Democrats blast FDA in heparin case
When federal regulators failed to inspect a Chinese factory at the center of a massive drug recall, they didn't break any laws.
That legal vacuum has members of Congress asking if laws are needed to make sure the Food and Drug Administration follows its own regulations for inspecting foreign facilities.
Reps. John Dingell and Bart Stupak blasted the agency in a letter Thursday for failing to inspect a Chinese facility that supplied the main ingredient for Baxter International's heparin.

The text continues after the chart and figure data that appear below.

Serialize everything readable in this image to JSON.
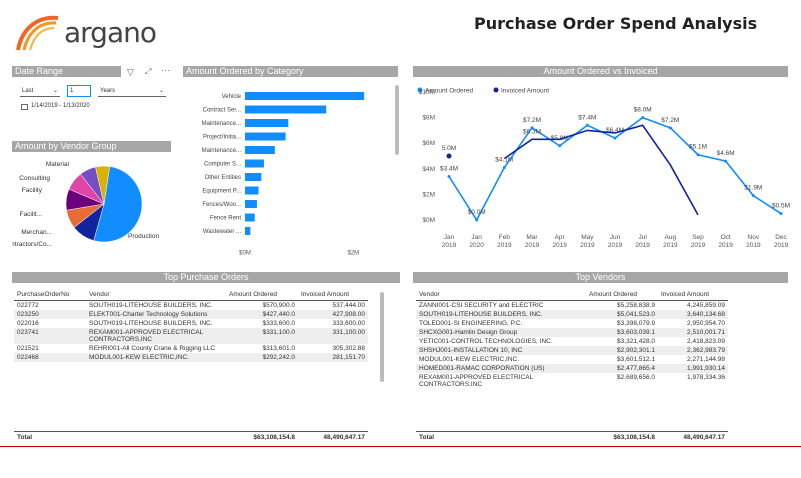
{
  "logo": {
    "text": "argano"
  },
  "page_title": "Purchase Order Spend Analysis",
  "date_range": {
    "title": "Date Range",
    "mode": "Last",
    "value": "1",
    "unit": "Years",
    "range_text": "1/14/2019 - 1/13/2020"
  },
  "vendor_group": {
    "title": "Amount by Vendor Group"
  },
  "category": {
    "title": "Amount Ordered by Category"
  },
  "ordered_vs_invoiced": {
    "title": "Amount Ordered vs Invoiced"
  },
  "top_po": {
    "title": "Top Purchase Orders",
    "columns": [
      "PurchaseOrderNo",
      "Vendor",
      "Amount Ordered",
      "Invoiced Amount"
    ],
    "rows": [
      {
        "po": "022772",
        "vendor": "SOUTH019-LITEHOUSE BUILDERS, INC.",
        "ordered": "$570,900.0",
        "invoiced": "537,444.00"
      },
      {
        "po": "023250",
        "vendor": "ELEKT001-Charter Technology Solutions",
        "ordered": "$427,440.0",
        "invoiced": "427,908.00"
      },
      {
        "po": "022016",
        "vendor": "SOUTH019-LITEHOUSE BUILDERS, INC.",
        "ordered": "$333,600.0",
        "invoiced": "333,600.00"
      },
      {
        "po": "023741",
        "vendor": "REXAM001-APPROVED ELECTRICAL CONTRACTORS,INC",
        "ordered": "$331,100.0",
        "invoiced": "331,100.00"
      },
      {
        "po": "021521",
        "vendor": "REHRI001-All County Crane & Rigging LLC",
        "ordered": "$313,601.0",
        "invoiced": "305,302.88"
      },
      {
        "po": "022468",
        "vendor": "MODUL001-KEW ELECTRIC,INC.",
        "ordered": "$292,242.0",
        "invoiced": "281,151.70"
      }
    ],
    "total_label": "Total",
    "total_ordered": "$63,108,154.8",
    "total_invoiced": "48,490,647.17"
  },
  "top_vendors": {
    "title": "Top Vendors",
    "columns": [
      "Vendor",
      "Amount Ordered",
      "Invoiced Amount"
    ],
    "rows": [
      {
        "vendor": "ZANNI001-CSI SECURITY and ELECTRIC",
        "ordered": "$5,258,838.9",
        "invoiced": "4,245,859.09"
      },
      {
        "vendor": "SOUTH019-LITEHOUSE BUILDERS, INC.",
        "ordered": "$5,041,523.0",
        "invoiced": "3,640,134.68"
      },
      {
        "vendor": "TOLED001-SI ENGINEERING, P.C.",
        "ordered": "$3,398,079.9",
        "invoiced": "2,950,954.70"
      },
      {
        "vendor": "SHCXG001-Hamlin Design Group",
        "ordered": "$3,603,039.1",
        "invoiced": "2,510,001.71"
      },
      {
        "vendor": "YETIC001-CONTROL TECHNOLOGIES, INC.",
        "ordered": "$3,321,428.0",
        "invoiced": "2,418,823.09"
      },
      {
        "vendor": "SHSHJ001-INSTALLATION 10, INC",
        "ordered": "$2,902,301.1",
        "invoiced": "2,362,983.79"
      },
      {
        "vendor": "MODUL001-KEW ELECTRIC,INC.",
        "ordered": "$3,601,512.1",
        "invoiced": "2,271,144.98"
      },
      {
        "vendor": "HOMED001-RAMAC CORPORATION (US)",
        "ordered": "$2,477,865.4",
        "invoiced": "1,991,930.14"
      },
      {
        "vendor": "REXAM001-APPROVED ELECTRICAL CONTRACTORS,INC",
        "ordered": "$2,689,656.0",
        "invoiced": "1,978,334.36"
      }
    ],
    "total_label": "Total",
    "total_ordered": "$63,108,154.8",
    "total_invoiced": "48,490,647.17"
  },
  "colors": {
    "accent": "#118dff",
    "dark": "#12239e",
    "bar": "#118dff",
    "panel_title": "#a6a6a6",
    "logo": "#f26522"
  },
  "chart_data": [
    {
      "type": "pie",
      "title": "Amount by Vendor Group",
      "labels": [
        "Production",
        "Contractors/Co...",
        "Merchan...",
        "Facilit...",
        "Facility",
        "Consulting",
        "Material"
      ],
      "values": [
        52,
        10,
        8,
        9,
        8,
        7,
        6
      ],
      "colors": [
        "#118dff",
        "#12239e",
        "#e66c37",
        "#6b007b",
        "#e044a7",
        "#744ec2",
        "#d9b300"
      ]
    },
    {
      "type": "bar",
      "orientation": "horizontal",
      "title": "Amount Ordered by Category",
      "categories": [
        "Vehicle",
        "Contract Ser...",
        "Maintenance...",
        "Project/Initia...",
        "Maintenance...",
        "Computer S...",
        "Other Entities",
        "Equipment P...",
        "Fences/Woo...",
        "Fence Rent",
        "Wastewater ..."
      ],
      "values": [
        2.2,
        1.5,
        0.8,
        0.75,
        0.55,
        0.35,
        0.3,
        0.25,
        0.22,
        0.18,
        0.1
      ],
      "xticks": [
        "$0M",
        "$2M"
      ],
      "xlim": [
        0,
        2.4
      ]
    },
    {
      "type": "line",
      "title": "Amount Ordered vs Invoiced",
      "x": [
        "Jan 2019",
        "Jan 2020",
        "Feb 2019",
        "Mar 2019",
        "Apr 2019",
        "May 2019",
        "Jun 2019",
        "Jul 2019",
        "Aug 2019",
        "Sep 2019",
        "Oct 2019",
        "Nov 2019",
        "Dec 2019"
      ],
      "yticks": [
        "$0M",
        "$2M",
        "$4M",
        "$6M",
        "$8M",
        "$10M"
      ],
      "ylim": [
        0,
        10
      ],
      "series": [
        {
          "name": "Amount Ordered",
          "values": [
            3.4,
            0,
            4.1,
            7.2,
            5.8,
            7.4,
            6.4,
            8.0,
            7.2,
            5.1,
            4.6,
            1.9,
            0.5
          ],
          "labels": [
            "$3.4M",
            "$0.0M",
            "$4.1M",
            "$7.2M",
            "$5.8M",
            "$7.4M",
            "$6.4M",
            "$8.0M",
            "$7.2M",
            "$5.1M",
            "$4.6M",
            "$1.9M",
            "$0.5M"
          ]
        },
        {
          "name": "Invoiced Amount",
          "values": [
            5.0,
            null,
            4.8,
            6.3,
            6.3,
            7.0,
            6.8,
            7.4,
            4.3,
            0.4,
            null,
            null,
            null
          ],
          "labels": [
            "5.0M",
            "",
            "",
            "$6.3M",
            "",
            "",
            "",
            "",
            "",
            "",
            "",
            "",
            ""
          ]
        }
      ]
    }
  ]
}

Deerfield-based Baxter recalled thousands of vials of the blood thinner and halted production earlier this month after it was linked to four deaths and hundreds of allergic reactions. FDA officials said Monday the Chinese plant was not inspected because it was confused with a different company with a similar name. The agency has sent inspectors to China to determine if the factory is the source of the problems.
But the Michigan Democrats said under FDA's own guidelines, agency officials should have inspected the plant before any shipments entered the U.S. The regulation has been in place more than 20 years, though neither companies nor FDA are required by law to conduct pre-shipment inspections.

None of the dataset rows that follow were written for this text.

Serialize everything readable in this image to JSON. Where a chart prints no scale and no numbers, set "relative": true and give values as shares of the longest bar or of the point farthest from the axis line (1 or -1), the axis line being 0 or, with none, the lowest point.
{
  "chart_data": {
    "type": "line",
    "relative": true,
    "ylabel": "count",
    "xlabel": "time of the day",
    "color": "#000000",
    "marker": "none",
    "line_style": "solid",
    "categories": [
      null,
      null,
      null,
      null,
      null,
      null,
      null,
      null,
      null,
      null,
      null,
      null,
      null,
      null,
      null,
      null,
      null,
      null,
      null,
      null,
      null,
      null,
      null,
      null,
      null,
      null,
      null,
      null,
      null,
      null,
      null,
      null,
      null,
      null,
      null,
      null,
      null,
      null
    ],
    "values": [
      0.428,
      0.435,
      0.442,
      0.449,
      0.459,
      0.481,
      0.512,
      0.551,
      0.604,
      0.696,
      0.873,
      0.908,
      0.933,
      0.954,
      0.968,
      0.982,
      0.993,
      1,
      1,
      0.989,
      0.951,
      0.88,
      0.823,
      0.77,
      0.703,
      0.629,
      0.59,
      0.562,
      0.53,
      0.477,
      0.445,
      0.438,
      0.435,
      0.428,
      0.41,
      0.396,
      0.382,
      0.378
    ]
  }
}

"Since it appears that FDA feels free to ignore this long-standing policy, we are now considering whether such a safeguard should be codified into law," said Dingell in a statement. He chairs the House Energy and Commerce Committee which oversees FDA.
Government watchdogs have reported that FDA annually inspects 7 percent of drug makers exporting to the U.S., according to the Government Accountability Office. That means more than 13 years can pass before a foreign manufacturer is visited even once.
The lawmakers sent a separate letter to Baxter Thursday, questioning whether the company knew FDA hadn't inspected the source of its drug's ingredient. The letter asks the company to turn over all correspondence with FDA about the plant.
"Was your firm misled by FDA into believing that the Chinese firm was an approved supplier?" the lawmakers ask in the letter. "If not, then we are concerned that your company was knowingly distributing an unapproved drug."
Baxter spokeswoman Erin Gardiner said Thursday the company has followed all legal and regulatory requirements needed to import the ingredient. Baxter officials inspected the facility last year, Gardiner said, and plans to visit the site again as part of its own probe.